Eric merentangkan jari-jarinya, yang tampak rapuh di bawah cahaya redup, dan sedikit gemetar.

“Kau membunuh seekor anak babi?”

“Saat itu saya membidik induknya. Obat penenangku diarahkan ke lehernya dan aku menghitung berapa banyak suntikan yang kubutuhkan. Ada seekor babi kecil di sampingnya diam-diam merumput di tanah. Kurasa ia merasa aman meskipun mereka berada di kota dikelilingi mobil dan pejalan kaki. Ia benar-benar tenang dan tidak merasakan bahaya yang mendekat. Saya terpesona oleh babi hutan kecil itu. Saya hampir bisa mendengar kata-katanya saat ia mengunyah dengan tenang. Apa yang coba ia katakan pada saya? Mungkin Anda akan menganggapnya aneh bahwa saya bisa mendengarnya berbicara. Namun, begitulah yang saya rasakan saat itu dan saya juga tidak bisa menjelaskannya. Saya melihat tanda-tanda di tubuh babi itu. Tanda-tanda itu tampak seperti tanda rusa atau zebra kecil yang biasanya hilang setelah babi itu dewasa. Tenggelam dalam pikiran sendiri, terpesona. Pada saat itu, tanpa menyadarinya, saya menarik pelatuknya. Dan mengenai babi hutan kecil itu. Dan karena dosisnya terlalu kuat, kami tidak dapat menyelamatkannya. Sang ibu menolak untuk meninggalkan sisi anaknya dan saya hanya berdiri di sana, linglung. Pada akhirnya, seorang rekan kerja juga menyuntikkan beberapa suntikan kepada sang ibu.”

Eric tidak lagi mendesah, tetapi tampak semakin layu saat berbicara seperti selembar kertas kusut di sudut gelap yang sesekali dapat dilihat orang. Bar itu masih kosong seperti biasanya selama masa pandemi ini. Bartender diam-diam sedang mencampur koktail misterius. Dua poster pemilu terpampang di pintu kaca seperti sepasang dewa pintu yang menjaga pintu masuk. Semuanya tampak sebagaimana mestinya. Eric dan aku telah mengosongkan gelas kami dan baru saja akan berdiri ketika kami melihat seekor babi hutan kecil dengan tanda-tanda di tubuhnya, menempel di kaca, mengeluarkan suara gemerisik saat ia memata-matai apa yang terjadi di dalam. Bahkan saya dapat mendengar pesan tersirat yang dikirimnya melalui gemerisiknya.

*

KETIKA babi hutan kecil pertama kali keluar dari tubuh induknya, kulitnya yang merah muda ditutupi lapisan cairan yang kugunakan untuk menyeka dengan kain lap tua, memperlihatkan kulit halus di bawahnya. Dengan lembut, aku menaruhnya di keranjang bambu yang dilapisi rumput. Satu demi satu, empat anak babi kecil perlahan-lahan memenuhi keranjang, mata mereka tertutup rapat, meraba-raba jalan mereka.
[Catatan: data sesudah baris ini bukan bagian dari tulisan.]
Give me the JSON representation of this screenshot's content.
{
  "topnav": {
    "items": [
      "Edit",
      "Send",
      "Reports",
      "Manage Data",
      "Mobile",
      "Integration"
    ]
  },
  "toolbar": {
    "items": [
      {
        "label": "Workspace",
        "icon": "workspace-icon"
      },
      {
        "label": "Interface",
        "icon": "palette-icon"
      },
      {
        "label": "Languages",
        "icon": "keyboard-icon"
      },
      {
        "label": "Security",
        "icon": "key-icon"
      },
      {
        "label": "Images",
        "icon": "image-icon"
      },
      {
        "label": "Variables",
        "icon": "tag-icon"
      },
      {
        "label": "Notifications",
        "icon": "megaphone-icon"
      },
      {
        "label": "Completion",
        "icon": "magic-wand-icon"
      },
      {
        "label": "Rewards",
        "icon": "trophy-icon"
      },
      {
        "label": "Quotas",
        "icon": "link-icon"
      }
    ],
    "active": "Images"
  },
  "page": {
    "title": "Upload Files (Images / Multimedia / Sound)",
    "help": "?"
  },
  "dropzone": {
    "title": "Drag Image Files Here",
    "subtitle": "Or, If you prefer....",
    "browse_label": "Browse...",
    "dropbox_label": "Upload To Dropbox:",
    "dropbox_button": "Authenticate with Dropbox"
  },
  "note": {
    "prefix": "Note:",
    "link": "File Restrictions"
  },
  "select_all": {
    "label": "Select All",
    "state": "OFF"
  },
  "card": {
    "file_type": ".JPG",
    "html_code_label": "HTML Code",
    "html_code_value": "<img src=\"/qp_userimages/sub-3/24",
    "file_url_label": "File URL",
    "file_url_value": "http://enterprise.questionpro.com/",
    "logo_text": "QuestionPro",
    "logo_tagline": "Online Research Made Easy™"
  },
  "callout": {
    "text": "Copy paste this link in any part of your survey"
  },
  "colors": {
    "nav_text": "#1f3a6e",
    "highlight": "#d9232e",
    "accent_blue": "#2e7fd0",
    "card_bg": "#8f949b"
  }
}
Mereka tidak membuat banyak suara, mengaduk-aduk rumput dengan lemah, namun dengan tekad. Kemudian, di bawah cahaya bohlam yang menghangatkan udara musim dingin, setiap anak babi berbaris di samping induknya dan mulai menyusu. Mata mereka tetap tertutup, tetapi mereka tahu ke mana harus pergi. Tubuh induk mereka adalah sumber kehangatan mereka, dan mereka mengetahuinya segera setelah mereka lahir. Suara gemerisik yang mereka buat saat mereka menyusu dari induknya tampaknya mengatakan sesuatu yang dapat kupahami.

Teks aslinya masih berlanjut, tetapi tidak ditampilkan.